The absence of authentication on OCPP WebSocket endpoints enables unauthenticated attackers to hijack charging station identities and compromise the integrity of the charging network.

This vulnerability stems from a lack of proper authentication on WebSocket endpoints utilized by the Open Charge Point Protocol (OCPP). An unauthenticated attacker can establish a connection using a known station identifier, allowing them to impersonate a legitimate charger and interact with the backend system.

Successful exploitation could result in unauthorized control of the charging infrastructure, potential service outages, and the corruption of billing or usage data.
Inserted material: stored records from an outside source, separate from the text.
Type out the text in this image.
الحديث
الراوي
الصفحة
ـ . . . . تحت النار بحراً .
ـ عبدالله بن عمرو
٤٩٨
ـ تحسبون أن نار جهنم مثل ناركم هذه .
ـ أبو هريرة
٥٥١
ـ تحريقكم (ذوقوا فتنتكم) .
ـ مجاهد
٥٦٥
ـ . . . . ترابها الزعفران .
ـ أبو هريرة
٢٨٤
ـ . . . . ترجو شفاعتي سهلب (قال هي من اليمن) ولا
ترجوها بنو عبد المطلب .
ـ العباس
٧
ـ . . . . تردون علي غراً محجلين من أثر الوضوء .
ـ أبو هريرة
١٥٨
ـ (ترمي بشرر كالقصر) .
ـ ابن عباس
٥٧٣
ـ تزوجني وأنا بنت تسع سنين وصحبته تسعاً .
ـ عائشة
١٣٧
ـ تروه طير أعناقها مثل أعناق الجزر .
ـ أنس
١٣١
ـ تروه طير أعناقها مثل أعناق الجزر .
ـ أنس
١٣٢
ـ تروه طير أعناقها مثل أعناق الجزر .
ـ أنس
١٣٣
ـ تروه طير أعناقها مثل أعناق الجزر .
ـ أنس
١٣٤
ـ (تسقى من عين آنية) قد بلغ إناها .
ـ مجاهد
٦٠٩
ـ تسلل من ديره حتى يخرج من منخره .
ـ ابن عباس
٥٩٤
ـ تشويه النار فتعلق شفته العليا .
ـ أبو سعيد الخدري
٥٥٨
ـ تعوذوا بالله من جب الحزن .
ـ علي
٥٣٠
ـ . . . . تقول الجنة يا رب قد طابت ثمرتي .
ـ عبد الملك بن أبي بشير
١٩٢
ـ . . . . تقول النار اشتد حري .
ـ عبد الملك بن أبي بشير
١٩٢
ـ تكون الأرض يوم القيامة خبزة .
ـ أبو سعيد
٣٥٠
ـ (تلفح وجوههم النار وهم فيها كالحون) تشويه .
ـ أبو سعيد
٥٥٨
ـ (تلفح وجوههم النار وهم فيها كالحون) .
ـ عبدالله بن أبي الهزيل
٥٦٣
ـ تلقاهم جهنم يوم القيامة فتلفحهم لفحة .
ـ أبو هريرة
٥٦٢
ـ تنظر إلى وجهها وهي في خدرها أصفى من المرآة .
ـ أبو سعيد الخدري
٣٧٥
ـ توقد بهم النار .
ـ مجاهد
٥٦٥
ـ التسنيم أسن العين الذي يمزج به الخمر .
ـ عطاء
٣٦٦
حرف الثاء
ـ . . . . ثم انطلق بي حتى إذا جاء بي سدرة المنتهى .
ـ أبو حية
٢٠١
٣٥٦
With a CVSS score of 9.4, the risk to the business includes significant operational disruption and a loss of customer trust in the security of the charging platform.

Immediate Action: Update the affected software to the latest version immediately to enable required authentication for all WebSocket communications.

Proactive Monitoring: Review backend logs for anomalous command patterns or station identifiers connecting from unauthorized geographic locations.

Compensating Controls: Deploy a Web Application Firewall (WAF) capable of inspecting WebSocket traffic and enforcing connection limits or IP-based filtering.

Public Exploit Available: false

Securing the communication channel between charging stations and the backend is critical for operational safety. Administrators should verify that all endpoints require strong authentication and consider implementing certificate-based authentication to prevent station impersonation. Apply the recommended vendor patches without delay.